Bizarre Items That Were Sold At Lauren Bacall's Estate Sale

Lauren Bacall was a 1940s icon that was known for her sultry voice and seductive stares. Born in 1924, Biography reports that she started her career as a model before making it big on the silver screen. At the age of 19, Bacall made her on-screen debut in 1944's "To Have and Have Not" with Humphrey Bogart. The film gave her newfound stardom and romance as she would marry Bogart shortly after (via Britannica). After his death in 1957, Bacall focused on her on-stage career and continued to act for the next several decades. She eventually garnered a Tony and received an honorary Academy Award in 2009.

According to the Hollywood Reporter, Lauren Bacall died on August 12, 2014, at the age of 89. She had suffered a stroke at her home in Manhattan's famed Dakota Building. A few months after her death, The Guardian reported that nearly "every item" from her "4,000 square apartment" was up for auction.

The New York Post writes that Bacall's children, Stephen Bogart, Leslie Bogart, and Sam Robards, had put the items up for sale. She had amassed a large collection in her lifetime and her style was eclectic, to say the least. As Good Housekeeping put it, the apartment "was an antique lover's dream."

Lauren Bacall's items made millions at auction

According to The Guardian, the auction took place at Bonhams in New York, in April 2015. Ultimately, Bacall's items earned a total of $3.6 million. Jon King, the director of Bonhams, stated that "every tabletop" in her Dakota apartment was littered with "things." Per Good Housekeeping, Bacall "filled her home to the brim with all sorts of treasures." Out of the 740 items that were auctioned off, the majority of them were intriguing and diverse (per the New York Post). They included paintings of pelicans (seen above) and even a daffodil painting made by politician Ted Kennedy.

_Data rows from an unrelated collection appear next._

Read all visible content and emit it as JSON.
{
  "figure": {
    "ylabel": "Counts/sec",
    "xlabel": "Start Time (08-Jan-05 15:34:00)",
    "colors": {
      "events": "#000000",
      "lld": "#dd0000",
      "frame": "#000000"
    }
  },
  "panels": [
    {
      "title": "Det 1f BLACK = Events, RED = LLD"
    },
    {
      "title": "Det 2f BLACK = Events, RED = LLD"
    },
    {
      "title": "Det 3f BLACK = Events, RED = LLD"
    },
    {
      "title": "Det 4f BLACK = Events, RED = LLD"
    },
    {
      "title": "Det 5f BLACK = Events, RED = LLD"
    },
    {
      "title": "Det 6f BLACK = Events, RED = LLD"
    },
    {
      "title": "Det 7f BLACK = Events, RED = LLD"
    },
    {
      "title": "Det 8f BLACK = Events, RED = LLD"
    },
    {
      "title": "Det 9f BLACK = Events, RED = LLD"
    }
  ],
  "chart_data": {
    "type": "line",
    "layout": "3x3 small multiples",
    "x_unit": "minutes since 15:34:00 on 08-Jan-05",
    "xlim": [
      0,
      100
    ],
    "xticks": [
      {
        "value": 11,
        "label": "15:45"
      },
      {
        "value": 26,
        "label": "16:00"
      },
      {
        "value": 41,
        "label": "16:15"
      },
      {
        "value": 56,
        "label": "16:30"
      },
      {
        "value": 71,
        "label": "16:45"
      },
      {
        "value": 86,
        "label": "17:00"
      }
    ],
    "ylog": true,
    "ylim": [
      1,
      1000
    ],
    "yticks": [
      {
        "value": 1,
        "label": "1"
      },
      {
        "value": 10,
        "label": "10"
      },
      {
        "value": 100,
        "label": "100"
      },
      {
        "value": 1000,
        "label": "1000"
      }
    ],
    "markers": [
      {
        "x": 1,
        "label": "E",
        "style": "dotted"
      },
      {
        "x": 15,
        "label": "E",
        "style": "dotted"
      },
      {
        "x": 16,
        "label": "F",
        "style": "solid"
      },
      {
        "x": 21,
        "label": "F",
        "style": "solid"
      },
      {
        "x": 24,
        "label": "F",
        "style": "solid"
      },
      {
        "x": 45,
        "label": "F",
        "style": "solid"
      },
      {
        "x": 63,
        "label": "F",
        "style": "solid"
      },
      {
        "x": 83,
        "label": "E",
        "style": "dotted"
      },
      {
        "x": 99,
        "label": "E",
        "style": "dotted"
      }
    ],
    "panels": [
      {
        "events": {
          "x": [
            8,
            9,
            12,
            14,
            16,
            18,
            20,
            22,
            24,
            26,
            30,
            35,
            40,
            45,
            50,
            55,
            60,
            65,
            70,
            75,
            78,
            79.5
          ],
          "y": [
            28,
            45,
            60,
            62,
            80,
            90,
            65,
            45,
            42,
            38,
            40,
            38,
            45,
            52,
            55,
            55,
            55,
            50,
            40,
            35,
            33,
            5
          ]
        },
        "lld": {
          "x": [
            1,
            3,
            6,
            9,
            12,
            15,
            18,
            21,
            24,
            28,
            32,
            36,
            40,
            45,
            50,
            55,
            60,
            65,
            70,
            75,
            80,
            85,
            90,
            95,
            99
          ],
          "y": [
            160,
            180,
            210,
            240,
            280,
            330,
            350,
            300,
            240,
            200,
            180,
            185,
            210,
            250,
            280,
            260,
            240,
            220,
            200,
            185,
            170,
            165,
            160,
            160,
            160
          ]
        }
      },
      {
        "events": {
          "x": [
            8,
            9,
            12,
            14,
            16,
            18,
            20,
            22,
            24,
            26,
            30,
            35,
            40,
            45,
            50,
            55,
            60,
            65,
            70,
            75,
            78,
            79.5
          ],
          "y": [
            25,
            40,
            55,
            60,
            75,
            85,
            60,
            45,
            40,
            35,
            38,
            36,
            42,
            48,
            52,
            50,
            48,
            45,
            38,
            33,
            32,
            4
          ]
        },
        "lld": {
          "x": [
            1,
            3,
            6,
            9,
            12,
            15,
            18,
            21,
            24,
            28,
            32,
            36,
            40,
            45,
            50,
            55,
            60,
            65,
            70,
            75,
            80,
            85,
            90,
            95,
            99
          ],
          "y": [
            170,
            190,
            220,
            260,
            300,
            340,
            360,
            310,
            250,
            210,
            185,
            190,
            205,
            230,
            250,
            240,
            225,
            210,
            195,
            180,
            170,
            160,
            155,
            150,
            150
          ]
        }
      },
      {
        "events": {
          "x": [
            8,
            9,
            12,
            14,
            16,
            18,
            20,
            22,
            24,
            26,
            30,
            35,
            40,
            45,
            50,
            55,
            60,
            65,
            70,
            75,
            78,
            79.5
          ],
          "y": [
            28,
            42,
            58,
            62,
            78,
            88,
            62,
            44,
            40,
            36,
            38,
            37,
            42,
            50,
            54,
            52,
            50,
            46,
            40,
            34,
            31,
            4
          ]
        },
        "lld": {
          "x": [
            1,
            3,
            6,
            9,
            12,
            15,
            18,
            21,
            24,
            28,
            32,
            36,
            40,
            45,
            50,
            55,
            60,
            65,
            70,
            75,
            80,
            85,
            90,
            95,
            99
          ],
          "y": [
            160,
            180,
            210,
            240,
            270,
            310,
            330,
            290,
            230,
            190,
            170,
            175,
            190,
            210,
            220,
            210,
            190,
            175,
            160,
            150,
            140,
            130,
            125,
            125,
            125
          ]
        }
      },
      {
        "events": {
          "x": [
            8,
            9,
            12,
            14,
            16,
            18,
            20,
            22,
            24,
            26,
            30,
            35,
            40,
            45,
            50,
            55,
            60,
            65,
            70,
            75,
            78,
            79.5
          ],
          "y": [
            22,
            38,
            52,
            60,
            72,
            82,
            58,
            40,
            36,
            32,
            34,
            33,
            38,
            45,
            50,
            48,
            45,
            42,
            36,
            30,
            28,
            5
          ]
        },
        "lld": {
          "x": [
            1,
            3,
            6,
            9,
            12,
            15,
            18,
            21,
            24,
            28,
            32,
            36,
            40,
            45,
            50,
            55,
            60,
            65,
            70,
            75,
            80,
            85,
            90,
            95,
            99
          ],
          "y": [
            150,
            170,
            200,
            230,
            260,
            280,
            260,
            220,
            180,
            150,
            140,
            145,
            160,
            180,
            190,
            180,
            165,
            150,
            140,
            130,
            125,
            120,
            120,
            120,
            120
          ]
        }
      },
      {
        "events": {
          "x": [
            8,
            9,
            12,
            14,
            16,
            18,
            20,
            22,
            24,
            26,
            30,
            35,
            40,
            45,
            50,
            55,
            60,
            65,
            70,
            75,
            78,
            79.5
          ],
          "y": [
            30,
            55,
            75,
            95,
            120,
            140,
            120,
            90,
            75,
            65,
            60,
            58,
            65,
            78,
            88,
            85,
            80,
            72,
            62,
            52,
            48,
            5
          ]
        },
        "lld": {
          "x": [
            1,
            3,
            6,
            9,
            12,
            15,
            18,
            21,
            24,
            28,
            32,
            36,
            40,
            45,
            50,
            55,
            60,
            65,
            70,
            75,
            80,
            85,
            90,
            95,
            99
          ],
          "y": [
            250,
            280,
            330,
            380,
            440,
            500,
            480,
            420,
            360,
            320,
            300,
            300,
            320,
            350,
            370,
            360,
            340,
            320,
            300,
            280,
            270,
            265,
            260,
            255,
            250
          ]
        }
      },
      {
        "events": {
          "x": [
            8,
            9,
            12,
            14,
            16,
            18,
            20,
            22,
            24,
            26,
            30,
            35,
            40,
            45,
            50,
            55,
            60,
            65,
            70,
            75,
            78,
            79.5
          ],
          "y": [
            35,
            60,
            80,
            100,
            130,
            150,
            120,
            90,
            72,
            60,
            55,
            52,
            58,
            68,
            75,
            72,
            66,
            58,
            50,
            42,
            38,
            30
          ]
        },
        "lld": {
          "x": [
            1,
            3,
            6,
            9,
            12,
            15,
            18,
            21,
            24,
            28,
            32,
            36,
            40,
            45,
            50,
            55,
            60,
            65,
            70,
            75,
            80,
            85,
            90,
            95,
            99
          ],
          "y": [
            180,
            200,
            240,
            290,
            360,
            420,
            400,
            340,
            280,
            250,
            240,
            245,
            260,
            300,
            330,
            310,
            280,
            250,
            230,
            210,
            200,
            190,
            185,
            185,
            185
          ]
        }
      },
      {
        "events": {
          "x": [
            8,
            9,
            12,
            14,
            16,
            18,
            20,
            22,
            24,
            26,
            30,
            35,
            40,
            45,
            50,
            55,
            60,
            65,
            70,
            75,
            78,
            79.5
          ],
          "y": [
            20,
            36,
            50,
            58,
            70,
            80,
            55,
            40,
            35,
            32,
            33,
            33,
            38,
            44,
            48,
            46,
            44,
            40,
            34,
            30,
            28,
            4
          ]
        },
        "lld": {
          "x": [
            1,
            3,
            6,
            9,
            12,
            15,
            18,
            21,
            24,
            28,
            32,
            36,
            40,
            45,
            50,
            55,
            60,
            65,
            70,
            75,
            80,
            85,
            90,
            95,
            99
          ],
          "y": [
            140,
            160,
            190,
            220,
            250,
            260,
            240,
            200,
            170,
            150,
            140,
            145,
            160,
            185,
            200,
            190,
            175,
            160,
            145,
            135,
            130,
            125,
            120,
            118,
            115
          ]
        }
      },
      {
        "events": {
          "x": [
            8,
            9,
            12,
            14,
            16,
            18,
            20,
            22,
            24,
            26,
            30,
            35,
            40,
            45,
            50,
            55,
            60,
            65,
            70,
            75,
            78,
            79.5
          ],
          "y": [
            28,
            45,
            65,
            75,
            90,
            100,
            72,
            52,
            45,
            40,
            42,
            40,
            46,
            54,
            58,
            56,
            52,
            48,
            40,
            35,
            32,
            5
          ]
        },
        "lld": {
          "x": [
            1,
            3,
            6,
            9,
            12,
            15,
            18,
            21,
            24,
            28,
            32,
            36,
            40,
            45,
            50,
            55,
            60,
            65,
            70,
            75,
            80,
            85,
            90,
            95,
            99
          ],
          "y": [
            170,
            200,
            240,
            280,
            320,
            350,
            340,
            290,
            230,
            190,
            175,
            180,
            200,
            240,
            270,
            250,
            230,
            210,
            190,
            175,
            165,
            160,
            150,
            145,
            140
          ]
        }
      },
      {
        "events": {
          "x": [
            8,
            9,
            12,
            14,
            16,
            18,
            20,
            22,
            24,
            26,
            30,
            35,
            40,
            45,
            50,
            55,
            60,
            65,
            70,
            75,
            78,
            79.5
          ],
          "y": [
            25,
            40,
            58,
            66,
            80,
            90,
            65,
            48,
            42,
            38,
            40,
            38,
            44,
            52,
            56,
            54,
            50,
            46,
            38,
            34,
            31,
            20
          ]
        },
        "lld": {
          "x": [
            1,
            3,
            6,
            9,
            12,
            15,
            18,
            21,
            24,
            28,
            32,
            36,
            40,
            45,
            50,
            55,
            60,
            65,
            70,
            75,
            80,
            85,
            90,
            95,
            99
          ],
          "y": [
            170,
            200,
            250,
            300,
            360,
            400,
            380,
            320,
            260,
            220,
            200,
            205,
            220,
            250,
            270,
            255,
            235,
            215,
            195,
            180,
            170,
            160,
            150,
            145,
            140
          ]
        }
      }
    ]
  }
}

The Bonhams catalog of Bacall's estate revealed other interesting items such as animal-shaped furniture and artwork depicting animals in peculiar situations. She had hundreds of antiques and had made everything in her apartment fit due to its "several walk-in closets." Her Manhattan apartment later sold for a whopping $21 million more than a year after Bacall's death.

As for her clothing, the New York Daily News writes that she donated "700 garments" that she wore between 1968 and 1986 to the Fashion Institute of Technology. Before her death, Bacall stated that she enjoyed filling her house with art and furniture to "satisfy" her "aesthetic sense."